Roadside Geology of Alabama
Mark Steltenpohl and Laura Steltenpohl
Illustrated by Chelsea M. Feeney
Several generations of Southerners claim the Lynyrd Skynyrd song, “Sweet Home Alabama,” as their anthem. The Billie Holiday hit “Stars Fell on Alabama” is another, and though an actual star didn’t fall on Alabama, the state is the only place on Earth where a person has been injured by a meteorite. Another impact, this one about 80 million years ago, left the 5-mile-wide Wetumpka impact crater in the center of the state. Alabama’s world-class geology, nearly as famous as its music, includes tracks of early amphibians and reptiles, fossilized bird feathers, and 2-billion-year-old mineral grains eroded from rocks now found in Africa. And lest you think Alabama is just alligator swamps and estuary mud, you can view Little River Canyon, in places 600 feet deep, atop Lookout Mountain, a broad plateau incised by waterfall-laced rivers at the southern end of the Appalachian Mountains.

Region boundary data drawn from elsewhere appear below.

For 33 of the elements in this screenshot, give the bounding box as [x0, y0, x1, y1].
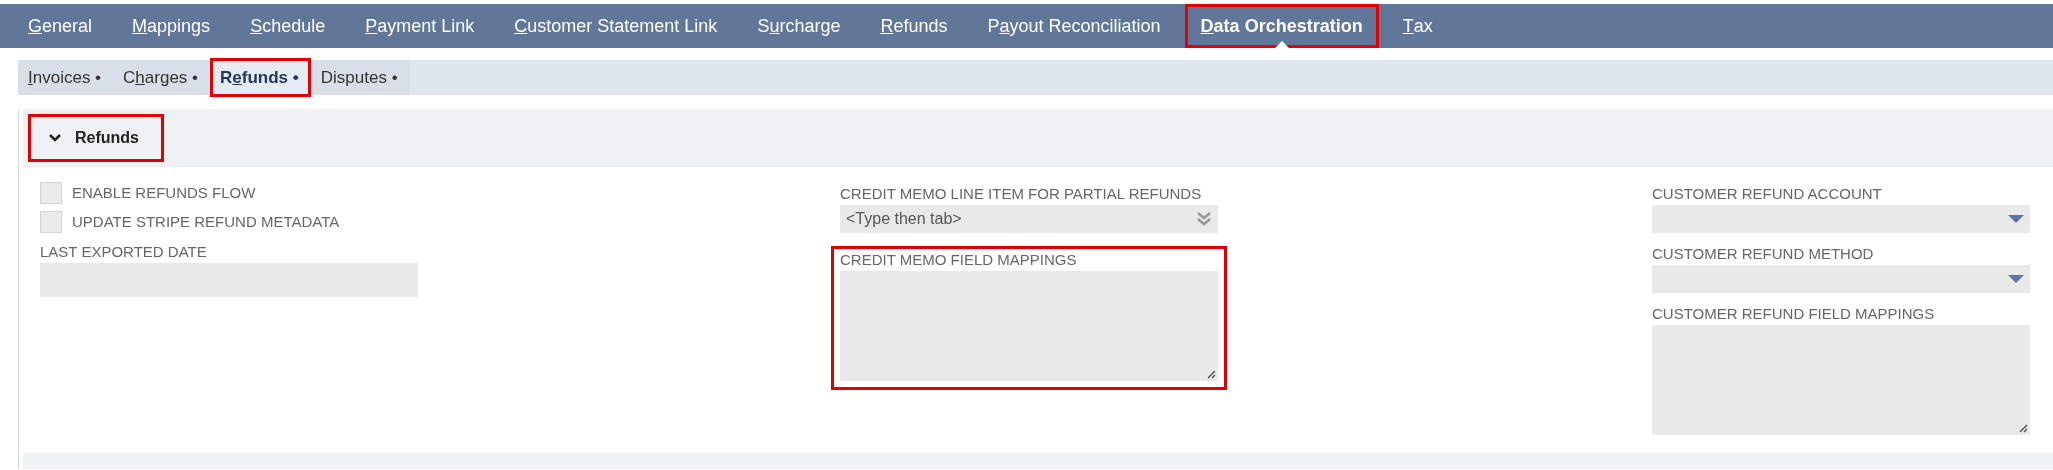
field-label: LAST EXPORTED DATE [40, 243, 208, 260]
sub-tab[interactable]: Refunds • [212, 60, 309, 95]
field-label: CUSTOMER REFUND ACCOUNT [1652, 185, 1883, 202]
resize-grip-icon[interactable] [1206, 369, 1216, 379]
dropdown-field[interactable] [1652, 205, 2030, 233]
caret-icon [2008, 214, 2024, 224]
checkbox-label: UPDATE STRIPE REFUND METADATA [72, 213, 340, 230]
checkbox-label: ENABLE REFUNDS FLOW [72, 184, 256, 201]
nav-tab[interactable]: Surcharge [741, 4, 857, 48]
sub-tab[interactable]: Charges • [115, 60, 209, 95]
sub-tab[interactable]: Disputes • [312, 60, 408, 95]
nav-tab[interactable]: General [12, 4, 109, 48]
nav-tab[interactable]: Payment Link [349, 4, 491, 48]
nav-tab[interactable]: Customer Statement Link [498, 4, 734, 48]
checkbox[interactable] [40, 210, 62, 233]
section-toggle[interactable]: Refunds [31, 117, 161, 159]
double-chevron-icon [1196, 211, 1212, 227]
sub-tab[interactable]: Invoices • [20, 60, 112, 95]
nav-tab[interactable]: Refunds [864, 4, 964, 48]
field-label: CUSTOMER REFUND FIELD MAPPINGS [1652, 305, 1936, 322]
combo-field[interactable]: <Type then tab> [840, 205, 1218, 233]
field-label: CREDIT MEMO FIELD MAPPINGS [840, 251, 1078, 268]
nav-tab[interactable]: Mappings [116, 4, 227, 48]
nav-tab[interactable]: Data Orchestration [1184, 4, 1379, 48]
nav-tab[interactable]: Schedule [234, 4, 342, 48]
resize-grip-icon[interactable] [2018, 423, 2028, 433]
checkbox[interactable] [40, 181, 62, 204]
caret-icon [2008, 274, 2024, 284]
nav-tab[interactable]: Tax [1386, 4, 1449, 48]
field-label: CREDIT MEMO LINE ITEM FOR PARTIAL REFUNDS [840, 185, 1203, 202]
nav-tab[interactable]: Payout Reconciliation [971, 4, 1177, 48]
field-label: CUSTOMER REFUND METHOD [1652, 245, 1875, 262]
dropdown-field[interactable] [1652, 265, 2030, 293]
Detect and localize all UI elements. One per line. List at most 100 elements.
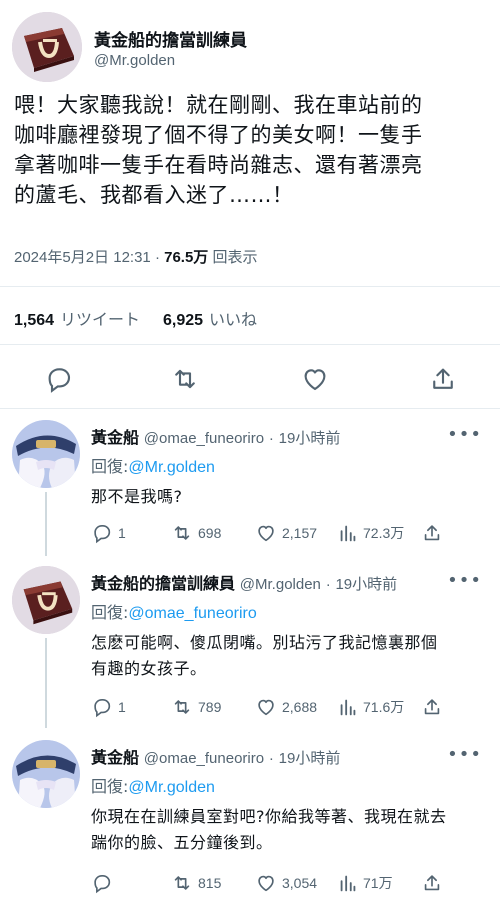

The authors intertwine the geology with cultural stories, legends, and history to paint an enjoyable picture of how Alabama and its rocks came to be. For example, Tannehill Ironworks and iron mines in Red Mountain Park and Ruffner Mountain Nature Preserve document Birmingham’s industrial birth as the source of iron for the Confederacy. Buildings at Cheaha State Park in the Talladega Mountains were constructed by the Civilian Conservation Corps using blocks of locally quarried Cheaha Quartzite. Native Americans chiseled stone axes out of the Hillabee greenstone, one of Alabama’s ancient volcanic rocks. With this book as your guide, find caverns in fossil-rich limestone, shark teeth in the shifting sands of the Gulf Coast, and rocky outcrops in Muscle Shoals along the banks of the Tennessee River, known to Native Americans as the “singing river.”